建築写真よ、ありがとう
今だから言えるのですが、写真家人生の最後を建築撮影で暮らしているとは、若い時分には全く想像していませんでした。
写真を生業にしたいと思ったのは、高校時代に写真部に入りその魅力に触れてからなのですが、その時代は写真家が脚光を浴びるようになった黎明期と思います。私が撮りたいと思った写真も広告や雑誌の範疇でその中で自分もやっていけるように思い込んでいました。
現実は、大学は出たものの就職先などない時代。スポーツ新聞の撮影アルバイトから始まり、編集プロダクションで学習雑誌の記事の撮影、営業写真館で学校写真の撮影、どこかまともな就職先を見つけようとしていた時偶然出会ったのが建築写真の会社でした。
その時すでに27歳、初めてのまともな就職で一応5年近くを過ごし、これ以上いると歯車から脱出が困難思った時点で退社しましたが、当時の主な仕事は各種建材メーカーの撮影で、広告に近い仕事を願っていた自分にはありがたい内容でした。おかげで日本中撮影に赴き今でも懐かしく思います。
退社した後も暫くは建材メーカーの撮影中心でやってこれましたが、間もなくバブルが崩壊し、みるみるうちに取引先は少なくなりました。当時の取引先のスローガンには「明けない夜はない」とありましたが、私には明けることがありませんでした。

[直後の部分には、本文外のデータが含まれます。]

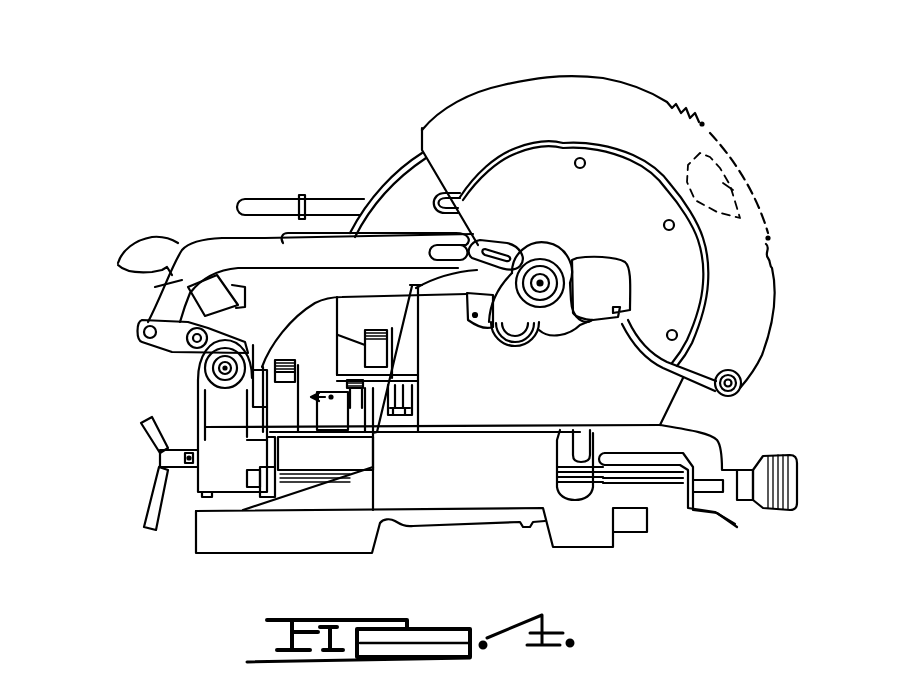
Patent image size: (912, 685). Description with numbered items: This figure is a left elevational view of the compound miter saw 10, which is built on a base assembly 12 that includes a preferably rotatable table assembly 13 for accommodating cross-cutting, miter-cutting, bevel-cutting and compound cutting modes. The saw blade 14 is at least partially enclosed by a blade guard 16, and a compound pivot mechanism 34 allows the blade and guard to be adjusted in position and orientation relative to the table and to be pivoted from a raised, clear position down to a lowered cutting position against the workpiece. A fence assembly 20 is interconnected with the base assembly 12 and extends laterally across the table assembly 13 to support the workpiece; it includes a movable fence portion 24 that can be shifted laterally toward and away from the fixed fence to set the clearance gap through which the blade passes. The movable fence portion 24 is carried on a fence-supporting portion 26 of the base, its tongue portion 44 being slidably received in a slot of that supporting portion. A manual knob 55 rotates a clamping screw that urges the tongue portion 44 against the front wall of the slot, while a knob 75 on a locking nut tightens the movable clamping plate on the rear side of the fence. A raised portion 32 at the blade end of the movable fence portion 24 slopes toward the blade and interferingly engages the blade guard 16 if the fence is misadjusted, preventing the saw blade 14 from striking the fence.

The compound miter saw 10 is at (410, 88).
The base assembly 12 is at (449, 488).
The table assembly 13 is at (543, 428).
The saw blade 14 is at (743, 176).
The blade guard 16 is at (598, 78).
The fence assembly 20 is at (430, 358).
The movable fence portion 24 is at (412, 370).
The fence-supporting portion 26 is at (390, 427).
The raised portion 32 is at (487, 243).
The compound pivot mechanism 34 is at (185, 374).
The tongue portion 44 is at (402, 412).
The manual knob 55 is at (355, 415).
The knob 75 is at (372, 353).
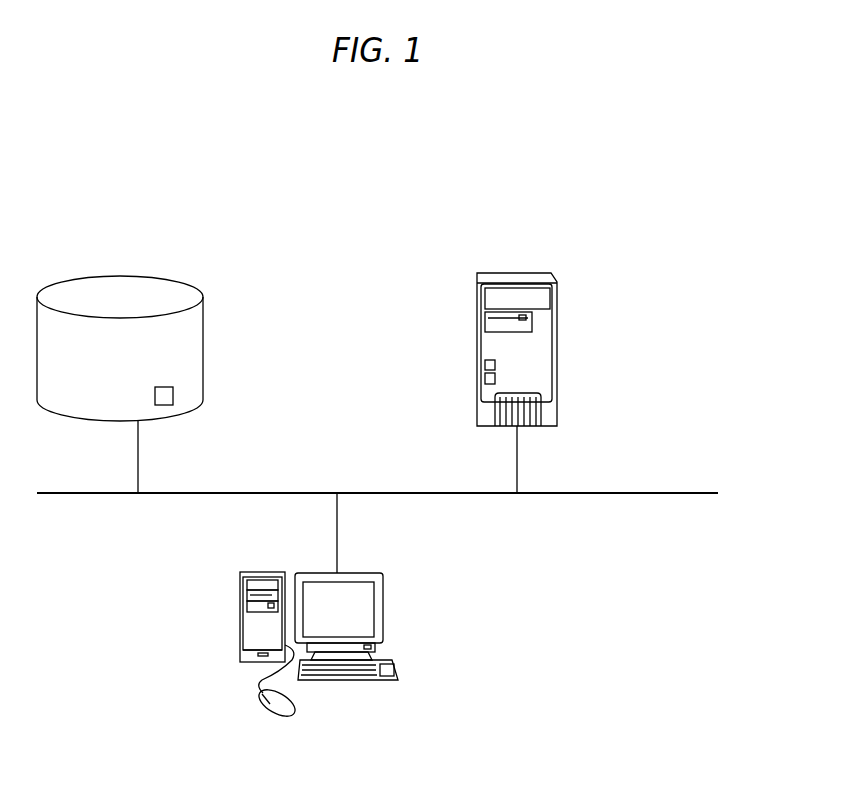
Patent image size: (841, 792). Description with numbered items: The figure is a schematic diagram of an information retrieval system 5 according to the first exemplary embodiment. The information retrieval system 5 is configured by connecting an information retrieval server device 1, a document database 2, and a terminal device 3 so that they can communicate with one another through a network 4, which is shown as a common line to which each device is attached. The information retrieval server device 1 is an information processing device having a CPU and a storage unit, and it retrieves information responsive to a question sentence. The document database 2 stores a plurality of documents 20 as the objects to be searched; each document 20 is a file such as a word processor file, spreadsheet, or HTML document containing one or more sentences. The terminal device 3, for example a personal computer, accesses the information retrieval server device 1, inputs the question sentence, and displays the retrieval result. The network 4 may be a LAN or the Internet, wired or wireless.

The information retrieval server device 1 is at (515, 273).
The document database 2 is at (170, 280).
The terminal device 3 is at (348, 573).
The network 4 is at (615, 493).
The information retrieval system 5 is at (554, 168).
The document 20 is at (173, 405).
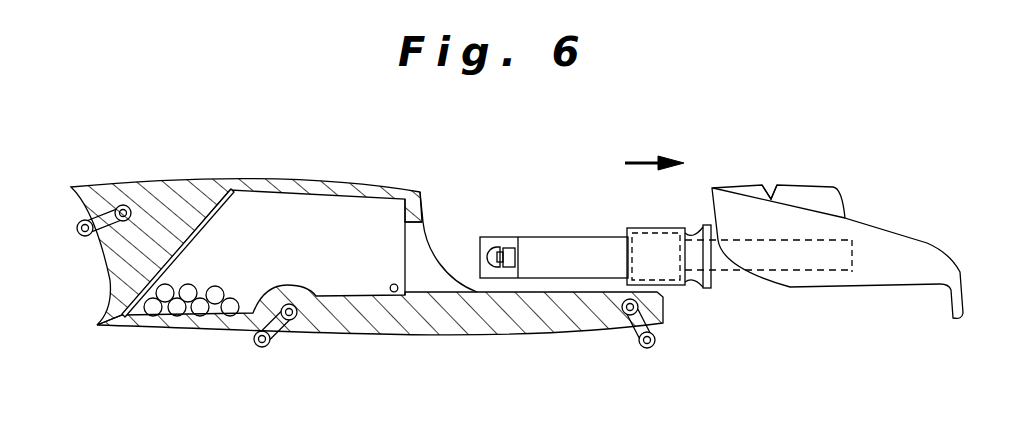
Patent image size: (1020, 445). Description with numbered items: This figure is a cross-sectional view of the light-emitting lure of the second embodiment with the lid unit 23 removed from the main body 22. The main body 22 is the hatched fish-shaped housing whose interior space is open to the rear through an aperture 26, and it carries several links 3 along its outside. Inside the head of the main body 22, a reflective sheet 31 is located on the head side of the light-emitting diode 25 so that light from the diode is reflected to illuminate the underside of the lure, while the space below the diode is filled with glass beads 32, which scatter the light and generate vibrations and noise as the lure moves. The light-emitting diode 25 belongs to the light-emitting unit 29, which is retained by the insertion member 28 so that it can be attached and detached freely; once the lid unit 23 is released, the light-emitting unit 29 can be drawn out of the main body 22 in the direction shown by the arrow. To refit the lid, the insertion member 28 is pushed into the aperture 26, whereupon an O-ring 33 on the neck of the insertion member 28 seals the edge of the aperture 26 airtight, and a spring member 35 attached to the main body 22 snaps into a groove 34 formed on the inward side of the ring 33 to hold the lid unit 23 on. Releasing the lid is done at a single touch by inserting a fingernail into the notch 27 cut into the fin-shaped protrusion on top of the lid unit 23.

The link 3 is at (84, 237).
The main body 22 is at (183, 178).
The lid unit 23 is at (878, 242).
The light-emitting diode 25 is at (494, 249).
The aperture 26 is at (428, 225).
The notch 27 is at (771, 196).
The insertion member 28 is at (647, 227).
The light-emitting unit 29 is at (577, 234).
The reflective sheet 31 is at (218, 213).
The glass beads 32 is at (175, 313).
The O-ring 33 is at (728, 282).
The groove 34 is at (693, 287).
The spring member 35 is at (390, 285).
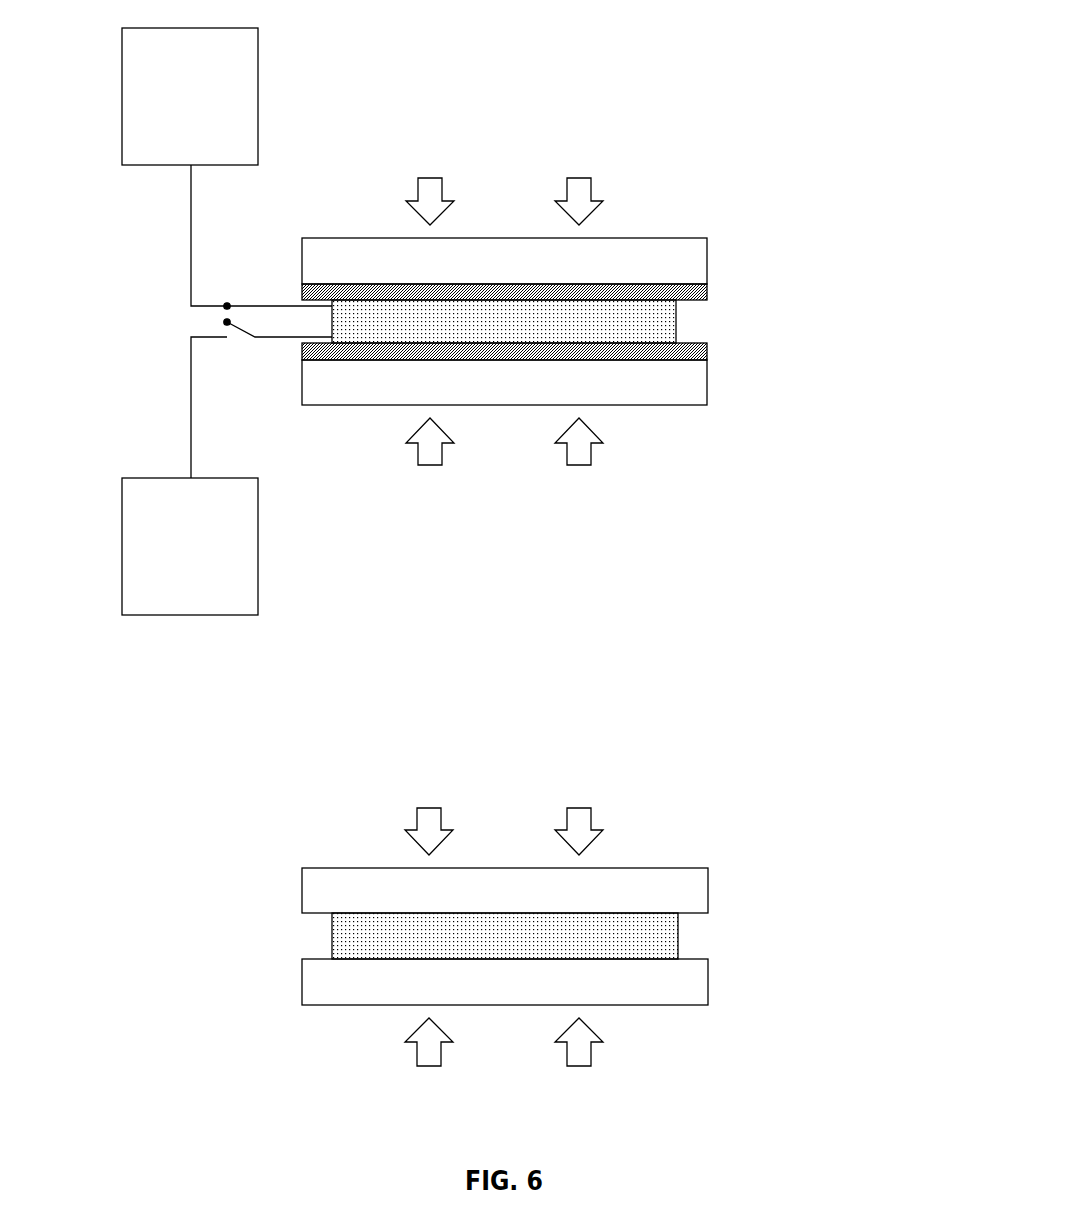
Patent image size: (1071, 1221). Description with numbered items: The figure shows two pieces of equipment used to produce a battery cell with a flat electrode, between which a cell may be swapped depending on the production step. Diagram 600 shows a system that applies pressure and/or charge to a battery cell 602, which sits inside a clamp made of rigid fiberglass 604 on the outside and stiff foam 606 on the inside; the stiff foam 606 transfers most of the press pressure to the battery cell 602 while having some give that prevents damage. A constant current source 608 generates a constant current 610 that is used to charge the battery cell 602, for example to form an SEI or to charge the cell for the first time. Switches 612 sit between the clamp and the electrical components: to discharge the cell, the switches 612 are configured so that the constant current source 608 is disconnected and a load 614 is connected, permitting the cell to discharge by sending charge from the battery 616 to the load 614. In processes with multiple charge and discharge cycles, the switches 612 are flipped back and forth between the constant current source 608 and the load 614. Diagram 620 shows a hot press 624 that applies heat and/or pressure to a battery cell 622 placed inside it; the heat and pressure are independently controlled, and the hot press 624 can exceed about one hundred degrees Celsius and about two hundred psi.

The diagram 600 is at (612, 238).
The battery cell 602 is at (655, 313).
The rigid fiberglass 604 is at (708, 262).
The stiff foam 606 is at (709, 292).
The constant current source 608 is at (122, 96).
The constant current 610 is at (191, 217).
The switches 612 is at (244, 284).
The load 614 is at (122, 547).
The charge from the battery 616 is at (191, 412).
The diagram 620 is at (509, 904).
The battery cell 622 is at (679, 938).
The hot press 624 is at (302, 980).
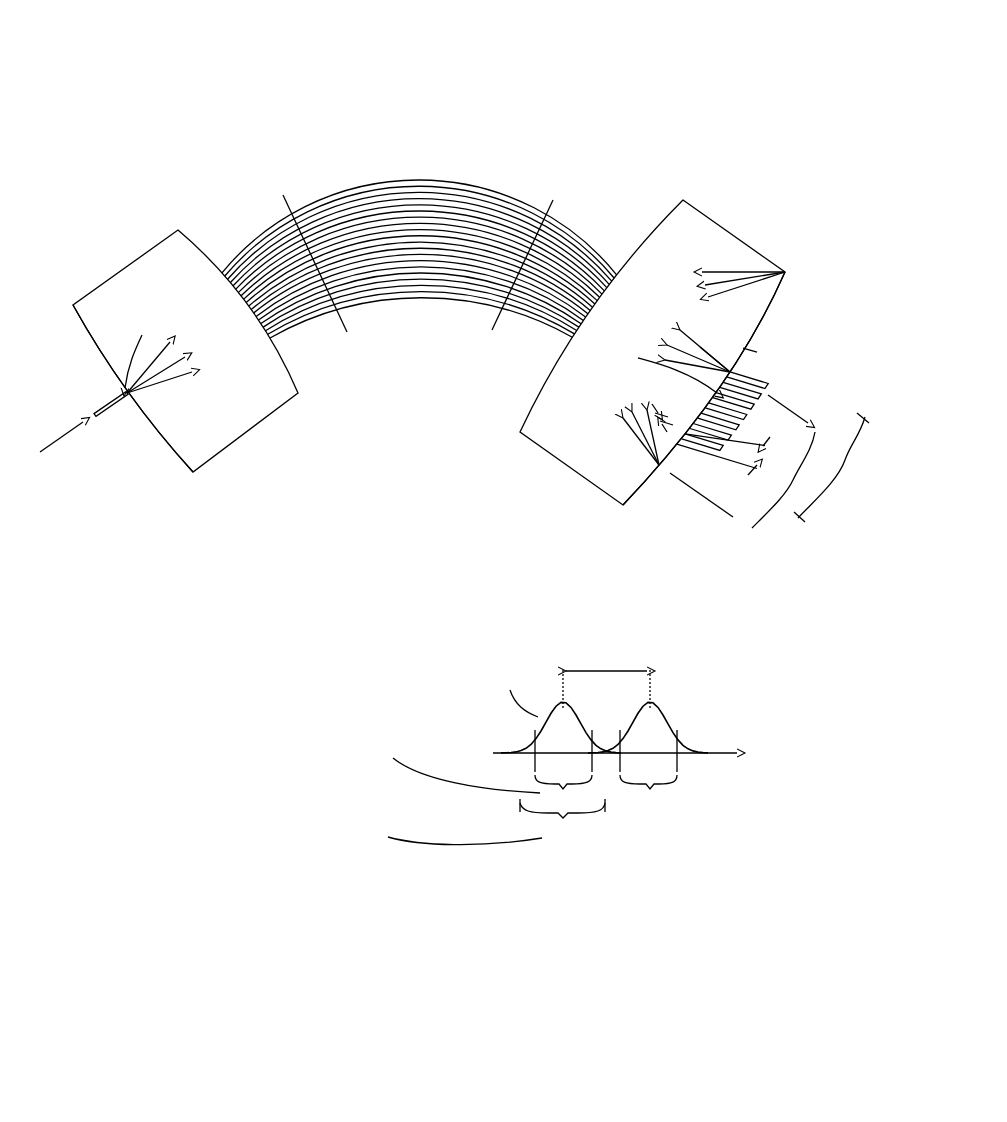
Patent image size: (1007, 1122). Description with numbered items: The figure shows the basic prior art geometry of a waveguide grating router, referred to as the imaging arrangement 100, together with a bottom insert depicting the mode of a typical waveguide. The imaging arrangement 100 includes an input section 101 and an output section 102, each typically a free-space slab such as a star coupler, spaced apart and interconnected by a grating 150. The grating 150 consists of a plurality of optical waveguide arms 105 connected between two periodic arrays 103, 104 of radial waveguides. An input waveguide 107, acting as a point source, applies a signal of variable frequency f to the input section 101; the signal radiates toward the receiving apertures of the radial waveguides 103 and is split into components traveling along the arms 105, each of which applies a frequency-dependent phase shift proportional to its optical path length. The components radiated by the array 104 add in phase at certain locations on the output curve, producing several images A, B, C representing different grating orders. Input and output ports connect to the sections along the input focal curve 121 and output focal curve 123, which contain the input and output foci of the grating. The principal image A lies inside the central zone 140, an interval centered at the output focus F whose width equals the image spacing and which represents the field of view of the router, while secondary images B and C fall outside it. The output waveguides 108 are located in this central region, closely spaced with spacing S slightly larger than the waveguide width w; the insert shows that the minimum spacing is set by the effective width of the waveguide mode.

The imaging arrangement 100 is at (773, 237).
The grating 150 is at (610, 212).
The input section 101 is at (232, 425).
The output section 102 is at (560, 437).
The periodic array of radial waveguides 103 is at (347, 332).
The periodic array of radial waveguides 104 is at (547, 369).
The optical waveguide arms 105 is at (478, 332).
The input waveguide 107 is at (110, 408).
The output waveguides 108 is at (773, 383).
The input focal curve 121 is at (162, 443).
The output focal curve 123 is at (763, 318).
The central zone 140 is at (817, 458).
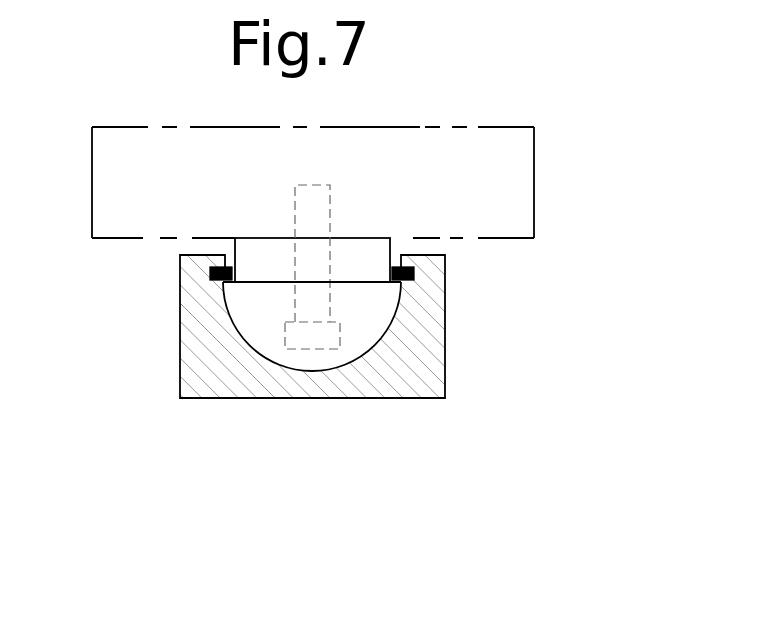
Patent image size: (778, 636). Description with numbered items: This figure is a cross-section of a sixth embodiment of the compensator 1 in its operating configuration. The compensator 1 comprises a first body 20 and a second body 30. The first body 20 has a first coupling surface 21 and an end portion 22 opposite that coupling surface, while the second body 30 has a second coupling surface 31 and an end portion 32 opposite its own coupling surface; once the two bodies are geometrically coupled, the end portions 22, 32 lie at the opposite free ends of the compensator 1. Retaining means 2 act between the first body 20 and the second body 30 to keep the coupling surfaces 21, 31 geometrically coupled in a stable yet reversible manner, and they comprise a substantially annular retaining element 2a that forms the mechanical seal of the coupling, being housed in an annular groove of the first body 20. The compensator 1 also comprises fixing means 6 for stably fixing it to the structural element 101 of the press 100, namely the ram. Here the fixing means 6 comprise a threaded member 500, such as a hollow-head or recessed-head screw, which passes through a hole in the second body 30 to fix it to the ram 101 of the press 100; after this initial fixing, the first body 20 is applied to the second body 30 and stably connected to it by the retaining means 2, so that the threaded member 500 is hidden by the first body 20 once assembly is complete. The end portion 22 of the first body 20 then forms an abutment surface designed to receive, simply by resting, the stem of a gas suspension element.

The compensator 1 is at (566, 364).
The retaining means 2 is at (190, 288).
The retaining element 2a is at (210, 272).
The fixing means 6 is at (278, 304).
The first body 20 is at (440, 425).
The first coupling surface 21 is at (370, 346).
The end portion 22 is at (377, 398).
The second body 30 is at (250, 215).
The second coupling surface 31 is at (377, 285).
The end portion 32 is at (357, 238).
The press 100 is at (554, 140).
The structural element 101 is at (518, 239).
The threaded member 500 is at (315, 372).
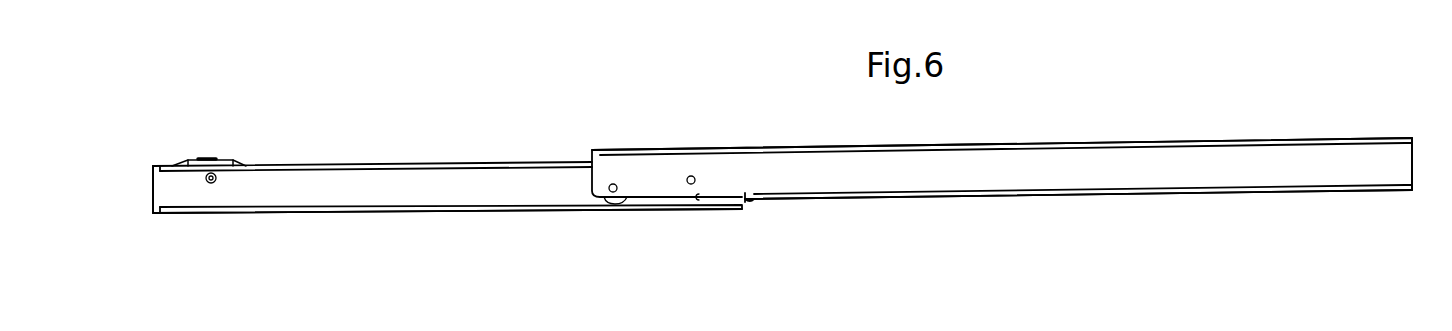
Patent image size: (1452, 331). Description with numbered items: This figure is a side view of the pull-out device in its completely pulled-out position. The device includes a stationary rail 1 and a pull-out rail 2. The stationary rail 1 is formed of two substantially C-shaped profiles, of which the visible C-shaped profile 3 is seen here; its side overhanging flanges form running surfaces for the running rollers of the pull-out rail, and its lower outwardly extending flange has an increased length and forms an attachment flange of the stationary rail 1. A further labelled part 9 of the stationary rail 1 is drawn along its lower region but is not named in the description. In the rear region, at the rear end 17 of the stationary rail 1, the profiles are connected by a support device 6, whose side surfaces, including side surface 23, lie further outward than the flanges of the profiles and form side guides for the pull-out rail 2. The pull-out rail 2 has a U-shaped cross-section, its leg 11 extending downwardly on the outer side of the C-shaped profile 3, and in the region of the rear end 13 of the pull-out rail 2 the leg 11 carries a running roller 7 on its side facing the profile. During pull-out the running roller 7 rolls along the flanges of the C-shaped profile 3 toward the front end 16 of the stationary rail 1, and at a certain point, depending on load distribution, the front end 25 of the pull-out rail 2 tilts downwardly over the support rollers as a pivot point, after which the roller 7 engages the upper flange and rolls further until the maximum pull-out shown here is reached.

The stationary rail 1 is at (345, 219).
The pull-out rail 2 is at (1126, 196).
The C-shaped profile 3 is at (247, 197).
The support device 6 is at (200, 159).
The running roller 7 is at (615, 203).
The bottom flange of first rail 9 is at (445, 207).
The leg 11 is at (938, 177).
The rear end of the pull-out rail 13 is at (592, 158).
The front end of the stationary rail 16 is at (747, 203).
The rear end of the stationary rail 17 is at (152, 188).
The side surface of the support device 23 is at (215, 158).
The front end of the pull-out rail 25 is at (1413, 163).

印刷会社の撮影などで食いつなぐも見通しの立たない中、あるのは4×5のカメラだけ。会社を辞めて10年、一区切りついたな。
ここで漸く建築写真と正面から向か合う日が始まりました。そして生活のため現場事務所を回り、クレーンを見たらこんにちは、のはじまりです。
あれから20年、いつの間にか建築写真が私を救ってくれていました。この間にも波が打ち寄せることしばしばですが、これが最後の砦ですから。